Noite de Natal
Aí está o Natal, com a força da tradição. Vem como que «embrulhado» com as luzes e as cores do comércio. Mas não deixa de marcar as nossas vidas. «Porque a graça de Deus, fonte de salvação, manifestou-se a todos os homens» (Tito 2, 11). Glória a Deus e paz na terra!
1. O Natal não é simplesmente celebração do aniversário natalício de Jesus. É «comemoração» e, portanto, «memória» da presença misteriosa de Deus, no «hoje» da nossa vida. O Mistério da Encarnação de Deus, que celebramos no Natal, mais do que simples e rápida «visita», é entrada definitiva e permanente do Filho de Deus feito Homem, na realidade da vida humana, na minha vida, tal como ela é, também na sua fragilidade.
«E o Verbo fez-Se homem e veio habitar connosco» (Jo 1, 14), assumindo completamente a condição humana: em tudo igual a nós, excepto no pecado.

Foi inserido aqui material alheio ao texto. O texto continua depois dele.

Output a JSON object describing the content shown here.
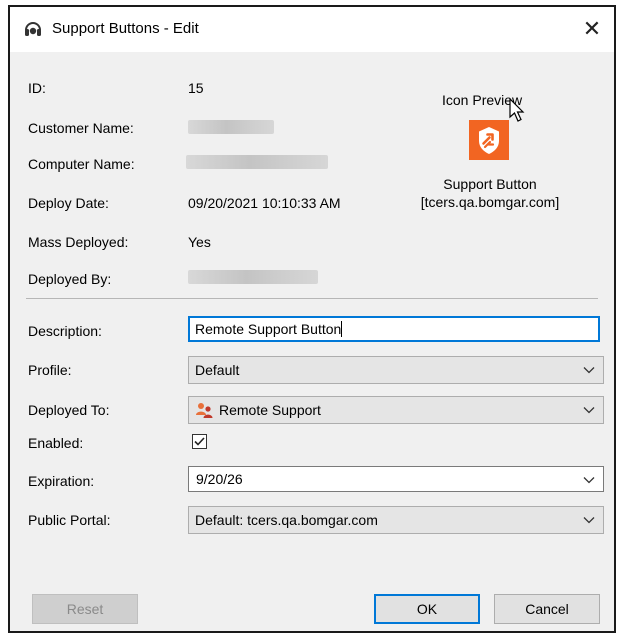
{
  "window": {
    "title": "Support Buttons - Edit",
    "close_label": "✕"
  },
  "info": {
    "id_label": "ID:",
    "id_value": "15",
    "customer_name_label": "Customer Name:",
    "computer_name_label": "Computer Name:",
    "deploy_date_label": "Deploy Date:",
    "deploy_date_value": "09/20/2021 10:10:33 AM",
    "mass_deployed_label": "Mass Deployed:",
    "mass_deployed_value": "Yes",
    "deployed_by_label": "Deployed By:"
  },
  "preview": {
    "title": "Icon Preview",
    "caption_line1": "Support Button",
    "caption_line2": "[tcers.qa.bomgar.com]",
    "icon_color": "#f26522"
  },
  "form": {
    "description_label": "Description:",
    "description_value": "Remote Support Button",
    "profile_label": "Profile:",
    "profile_value": "Default",
    "deployed_to_label": "Deployed To:",
    "deployed_to_value": "Remote Support",
    "enabled_label": "Enabled:",
    "enabled_checked": true,
    "expiration_label": "Expiration:",
    "expiration_value": "9/20/26",
    "public_portal_label": "Public Portal:",
    "public_portal_value": "Default: tcers.qa.bomgar.com"
  },
  "buttons": {
    "reset": "Reset",
    "ok": "OK",
    "cancel": "Cancel"
  },
  "colors": {
    "focus_accent": "#0078d7",
    "dialog_bg": "#f0f0f0"
  }
}
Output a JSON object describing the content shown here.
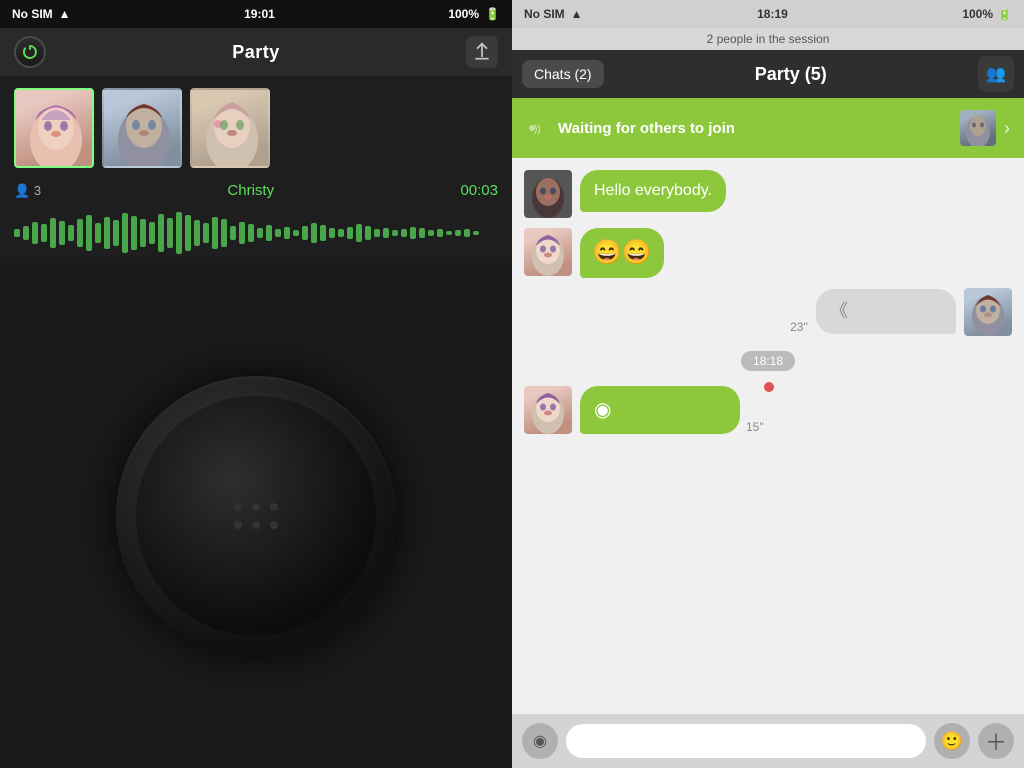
{
  "left": {
    "statusBar": {
      "carrier": "No SIM",
      "time": "19:01",
      "battery": "100%"
    },
    "topBar": {
      "title": "Party",
      "powerLabel": "⏻"
    },
    "participants": [
      {
        "id": 1,
        "type": "woman1",
        "active": true
      },
      {
        "id": 2,
        "type": "man1",
        "active": false
      },
      {
        "id": 3,
        "type": "woman2",
        "active": false
      }
    ],
    "infoRow": {
      "count": "3",
      "activeName": "Christy",
      "timer": "00:03"
    }
  },
  "right": {
    "statusBar": {
      "carrier": "No SIM",
      "time": "18:19",
      "battery": "100%"
    },
    "sessionInfo": "2 people in the session",
    "topBar": {
      "chatsLabel": "Chats (2)",
      "partyLabel": "Party  (5)"
    },
    "waitingBanner": "Waiting for others to join",
    "messages": [
      {
        "id": 1,
        "side": "left",
        "avatarType": "woman3",
        "text": "Hello everybody.",
        "emoji": false,
        "voice": false
      },
      {
        "id": 2,
        "side": "left",
        "avatarType": "woman1",
        "text": "😄😄",
        "emoji": true,
        "voice": false
      },
      {
        "id": 3,
        "side": "right",
        "avatarType": "man2",
        "text": "",
        "emoji": false,
        "voice": true,
        "duration": "23''"
      }
    ],
    "timestampBadge": "18:18",
    "lastMessage": {
      "side": "left",
      "avatarType": "woman1",
      "voice": true,
      "duration": "15''",
      "recording": true
    },
    "inputBar": {
      "placeholder": ""
    }
  }
}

É esta a Boa Notícia, que nos traz o Natal de Jesus. Nascendo na nossa carne, Ele acompanha-nos na luta da vida, com as suas luzes e sombras, sucessos e fracassos, alegrias e tribulações.
São também para nós, hoje, as palavras de S. Pedro: o Senhor não tardará em cumprir a Sua Promessa, de acordo com a qual «esperamos novos céus e uma nova terra, onde habita a justiça» (2 Ped 3, 13).
2. Celebrar o Natal é, pois, dar corpo a esta esperança do «já» e «ainda não» do Reino de Deus, inaugurado com o Natal de Jesus. A demora do «ainda não» da Promessa não pode ofuscar a certeza do «já» do Reino em marcha no mundo, apesar de todas as contradições e contrariedades da história.
Por isso, fazemos festa nesta época natalícia. E ainda bem que podemos fazer festa. O que importa é dar sentido e medida à festa, fazer chegar a festa a todos, levar o espírito da festa para a vida. Não se pode construir o Reino de Deus, fugindo do mundo, mas inserindo-se nas lutas da vida em sociedade, como fermento que leveda a massa.
3. É o que se espera dos cristãos, nesta situação difícil, que atravessa o País. Os Bispos portugueses fazem um forte apelo a todos os católicos, para que sejam parte activa na solução da «crise». Passa por aqui uma «cidadania mais esclarecida, criteriosa, responsável, solidária…
«Estamos num momento em que é preciso realçar as exigências do bem comum, isto é, a prevalência do bem de toda a colectividade sobre interesses pessoais e corporativos … O contributo de todos para o desenvolvimento colectivo, faz de cada cidadão protagonista das soluções, quer pagando os impostos justamente distribuídos, quer empenhando-se criativa e solidariamente no implementar de soluções».
Os próximos tempos desafiam-nos «a uma profunda mudança de mentalidades, a exigir estímulo a quem cria oportunidades, a requerer invenção de pronta solidariedade e a conduzir a uma opção pessoal pela sobriedade, terreno realista, contrário a promessas impossíveis».
4. Apesar das dificuldades conhecidas e previstas, os nossos Bispos deixam-nos uma palavra de confiança. Não tenhamos medo dos momentos difíceis, pois eles constituem, tantas vezes, alicerce de um futuro melhor, como nos sugere D. João Lavrador, já empossado como Bispo Coadjutor de Angra, a quem saúdo e desejo muita força e coragem, para ajudar a Igreja dos Açores a viver uma “fé inculturada” na vida como costuma dizer e repete no seu recente livro, «A Missão da Igreja no Mundo Hoje».
É preciso ter a coragem da esperança, que nos compromete num caminho de exigência e de austeridade. Bem na linha da história nova e diferente, que nasce em Belém. Essa história ainda se está a fazer. Como que vivemos as dores de um parto, que anuncia o nascimento de uma nova humanidade.
5. Entre o «já» e o «ainda não» da sua plena realização, os cristãos teimam em esperar, sentindo a obrigação de apressar os «novos céus» e a «nova terra», colaborando activamente para construir uma sociedade conforme o desígnio de Deus e à medida do homem.
Com o profeta, atrevo-me a dizer aos corações atribulados: «Tende coragem. Não temais. Aí está o vosso Deus…, vem em pessoa salvar-nos» (Is 35, 4). Razão mais do que suficiente, para desejar a todos Boas Festas de Natal, com a certeza do «hoje» da salvação de Deus, na história conturbada do nosso tempo.